Marph nodded. “Well yeah. And this is totally serious. I’ll be more careful about what I say.”
“Very good, dear.”
“The thing is, is that the bit . . . daughter doesn’t take care of him. Megan from the hospital drives by Mr. Mackey’s house every day when she comes to work. She says the daughter’s car is gone for days at a time. When he checked into the hospital Megan was thinking about calling her in to County Human Services for elder abuse.”
“When did the daughter divorce?”
“Well let’s see. She was married to this guy over in San Francisco, one of those high finance types with the slicked down hair. She moved in with her dad about six months ago. Betty thinks . . . do you know Betty? The hairdresser down at the Curl Up and Dye? She thinks the b . . . daughter must’ve gotten divorced around then.”
“If she did divorce. She’s often away. I wonder . . . ” Auntie Ag closed her eyes for a moment and thought.
Then she said, “You know, dear, a person in high finance these days could find himself suddenly in need of a great deal of money. This economy is so very dicey, isn’t it? And we don’t really know the daughter divorced, do we? If she’s still married, or at least still in love with the man in San Francisco, and if he suddenly needed money, and her father was both very wealthy and very old, and if she moved into her father’s house but was often gone . . . ”
“Oh my God, Auntie Ag. You think Mr. Mackey didn’t strangle himself. You think it was murder, too.”

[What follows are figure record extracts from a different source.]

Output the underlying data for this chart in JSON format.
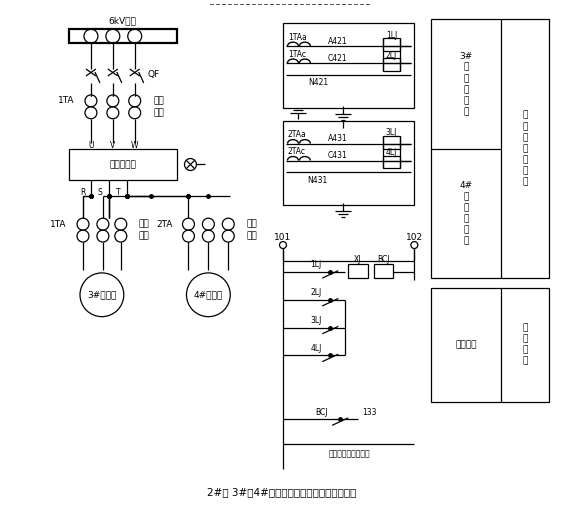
{
  "title": "2#炉 3#、4#引风机过流保护原理图（部分）",
  "bg_color": "#ffffff",
  "fig_width": 5.64,
  "fig_height": 5.08,
  "dpi": 100,
  "bus_label": "6kV母线",
  "qf_label": "QF",
  "ita1_label": "1TA",
  "prot1": "保护",
  "meas1": "测量",
  "hv_label": "高压变频器",
  "rsl_labels": [
    "R",
    "S",
    "T"
  ],
  "motor3_label": "3#引风机",
  "motor4_label": "4#引风机",
  "ita_left": "1TA",
  "ita_right": "2TA",
  "prot2": "保护",
  "meas2": "测量",
  "prot3": "保护",
  "meas3": "测量",
  "ta1a": "1TAa",
  "ta1c": "1TAc",
  "n421": "N421",
  "a421": "A421",
  "c421": "C421",
  "lj1": "1LJ",
  "lj2": "2LJ",
  "ta2a": "2TAa",
  "ta2c": "2TAc",
  "n431": "N431",
  "a431": "A431",
  "c431": "C431",
  "lj3": "3LJ",
  "lj4": "4LJ",
  "n101": "101",
  "n102": "102",
  "lj1b": "1LJ",
  "lj2b": "2LJ",
  "lj3b": "3LJ",
  "lj4b": "4LJ",
  "xj": "XJ",
  "bcj": "BCJ",
  "bcj2": "BCJ",
  "n133": "133",
  "isolator": "跳引风机高压断路器",
  "rb1_t": "3#\n引\n风\n机\n保\n护",
  "rb2_t": "4#\n引\n风\n机\n保\n护",
  "rc_t": "过\n流\n与\n速\n断\n保\n护",
  "rb3_t": "保护出口",
  "rc2_t": "控\n制\n回\n路",
  "uvw": [
    "U",
    "V",
    "W"
  ]
}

“I think it was murder, indeed.”
Just then the two women heard the Subaru coming up the driveway.
Auntie said in a rushed whisper, “Now listen carefully, Marph. The Boys are home. They mustn’t hear us speaking about this. Go now. Go directly to your dad. Don’t speak to anyone until you’ve reported all this to him. Tell him everything we just spoke about. Do not use vulgar terms. He is a Deputy Sheriff and we want him to take this very seriously. Tell him that, if he calls in the police, they will likely find the daughter and her husband persons of interest in the matter.”
“Got it.” In a flash Marph was out the door, in her car, and on her way to her dad.
Lewis burst through the kitchen door. “Hey there, beautiful,” he sang. “What’s cookin’?”
He set three plastic grocery bags on the countertop and began stowing away supplies.
“Did you have fun with Marph?”
Auntie Ag smiled. “Oh, yes. We worked a puzzle this afternoon.”
“That’s nice,” Lewis said as his shut a cabinet door.